M&A diligence was a process where lawyers would sort through piles of papers in order to assess the operations and performance of the seller. While there’s a lot of work to be done in the diligence process, modern tools allow lawyers and other dealmakers to perform their analyses at speeds and efficiency levels that were unattainable until today.
Tech Due Diligence
In a world of cybersecurity risks and GDPR regulations, performing due diligence on tech is essential to ensure the health of a business. To conduct a proper tech due diligence, it is essential to evaluate the security of a software firm and make sure they are in compliance with. It also involves analyzing the extent and strength of the company’s intellectual property, and identifying any issues that could be.

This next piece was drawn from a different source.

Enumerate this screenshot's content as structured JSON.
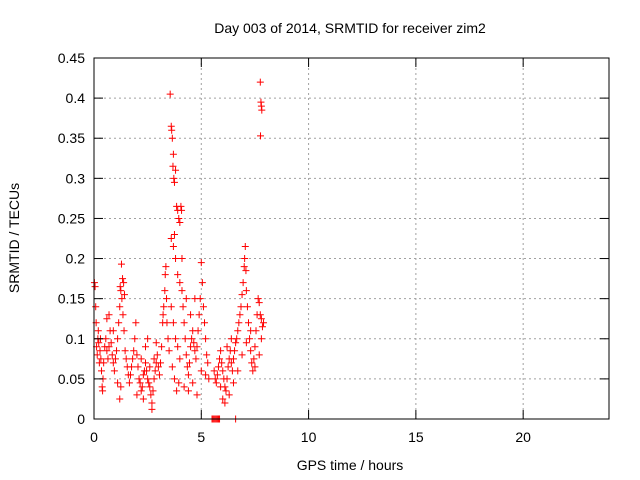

In the course of an acquisition it is crucial to understand the financial structure of the company and ensure that all parties are on the same page with respect to expectations. A thorough due-diligence exercise can identify issues like overstated net losses, unreported taxes liabilities, non-filing risk, payroll taxes and sales and use tax.
During the due diligence process, it’s important to have a plan for collecting and sharing the information needed. A set of playbooks, that can be utilized throughout the process by teams helps keep everyone on the right track and ensures consistency. Loopio’s collaborative workspace and team workspace features are ideal for this purpose, helping teams remain focused on their work and avoid being distracted by other tasks.